WorldScape adopts an asymmetric distillation architecture based on Self Forcing:
- First, train a complete, unified, interactive, and controllable bidirectional attention diffusion model;
- Then apply distribution matching distillation to distill it into a causal autoregressive diffusion model that generates on a per-video chunk basis;
- By autoregressive denoising based on sliding windows, the strict causality of Self Forcing is weakened, allowing different chunks to attend to each other during the denoising process, thereby making the camera motion at the junctions of different chunks smoother.
Performance
WorldScape's experimental design revolves around the four core capabilities of the "Interactive World Model":
- Visual Quality (Visual Quality)
- Interactivity (Accuracy of Interactive Response)
- Spatial & Long-Horizon Consistency (Spatial and Long-Horizon Consistency)
- Real-Time Capability (Real-Time Generation Capability)
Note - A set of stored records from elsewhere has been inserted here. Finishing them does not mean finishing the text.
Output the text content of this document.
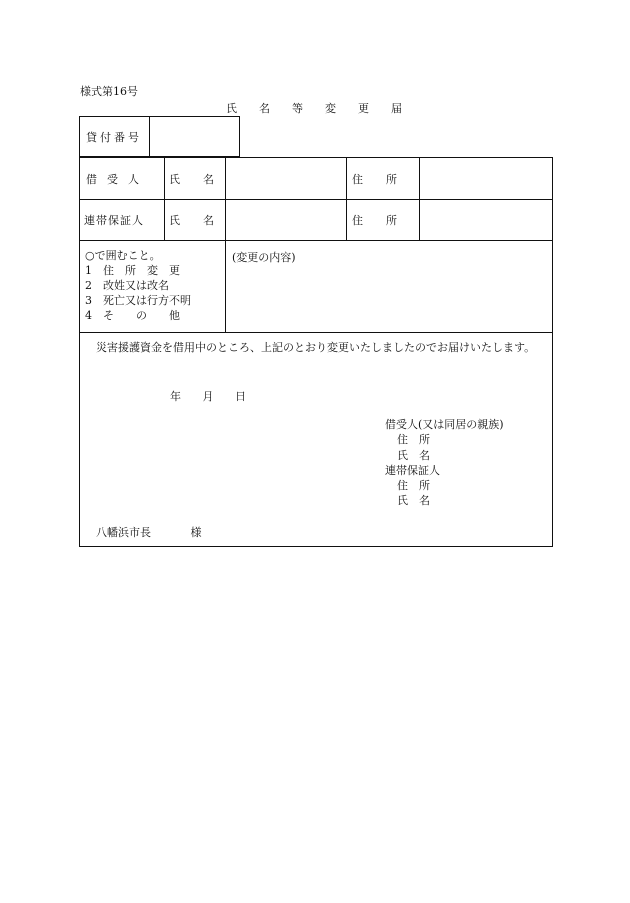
様式第16号
氏名等変更届
貸付番号
借受人	氏　名	住　所
連帯保証人	氏　名	住　所
○で囲むこと。
1　住　所　変　更
2　改姓又は改名
3　死亡又は行方不明
4　そ　　の　　他
(変更の内容)
災害援護資金を借用中のところ、上記のとおり変更いたしましたのでお届けいたします。
年 月 日
借受人(又は同居の親族)
住　所
氏　名
連帯保証人
住　所
氏　名
八幡浜市長	様
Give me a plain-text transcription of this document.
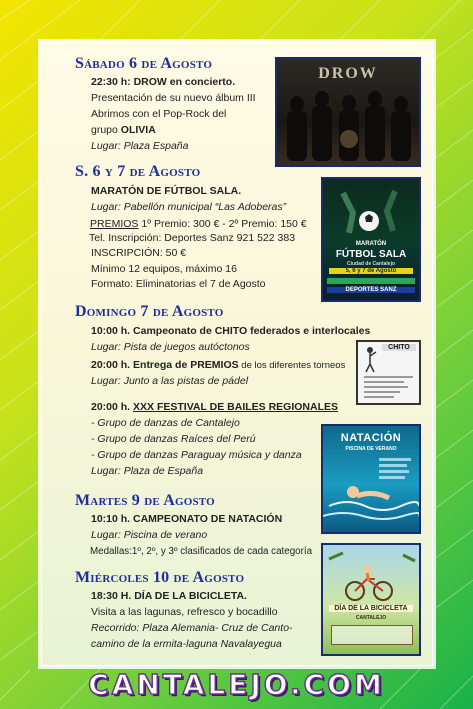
Sábado 6 de Agosto
22:30 h: DROW en concierto.
Presentación de su nuevo álbum III
Abrimos con el Pop-Rock del
grupo OLIVIA
Lugar: Plaza España
DROW
S. 6 y 7 de Agosto
MARATÓN DE FÚTBOL SALA.
Lugar: Pabellón municipal “Las Adoberas”
PREMIOS 1º Premio: 300 € - 2º Premio: 150 €
Tel. Inscripción: Deportes Sanz 921 522 383
INSCRIPCIÓN: 50 €
Mínimo 12 equipos, máximo 16
Formato: Eliminatorias el 7 de Agosto
MARATÓN
FÚTBOL SALA
Ciudad de Cantalejo
5, 6 y 7 de Agosto
DEPORTES SANZ
Domingo 7 de Agosto
10:00 h. Campeonato de CHITO federados e interlocales
Lugar: Pista de juegos autóctonos
20:00 h. Entrega de PREMIOS de los diferentes torneos
Lugar: Junto a las pistas de pádel
CHITO
20:00 h. XXX FESTIVAL DE BAILES REGIONALES
- Grupo de danzas de Cantalejo
- Grupo de danzas Raíces del Perú
- Grupo de danzas Paraguay música y danza
Lugar: Plaza de España
NATACIÓN
PISCINA DE VERANO
Martes 9 de Agosto
10:10 h. CAMPEONATO DE NATACIÓN
Lugar: Piscina de verano
Medallas:1º, 2º, y 3º clasificados de cada categoría
Miércoles 10 de Agosto
18:30 H. DÍA DE LA BICICLETA.
Visita a las lagunas, refresco y bocadillo
Recorrido: Plaza Alemania- Cruz de Canto-
camino de la ermita-laguna Navalayegua
DÍA DE LA BICICLETA
CANTALEJO
CANTALEJO.COM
WorldScape does not pursue optimization in a single metric but emphasizes the balance and collaborative optimization of multi-dimensional capabilities.
Experimental results show that WorldScape achieves balanced leadership across multiple key dimensions, including visual quality, interactive response, 3D spatial consistency, long-term memory capabilities, and single-card real-time pixel throughput rate for generation, emerging as a general world model that simultaneously reaches an advanced level in the four aspects of "high quality + interactive + memorable + real-time".
Demos and Cases
Conclusion
The WorldScape model breaks through the limitations of existing work in terms of generality, real-time performance, etc. Through a spatial consistency-enhanced autoregressive distillation framework, it is compatible with different types of action injection modules, ensuring high interaction efficiency while maintaining stable action following capabilities, and is expected to become the spatial intelligence foundation for supporting general embodied agents.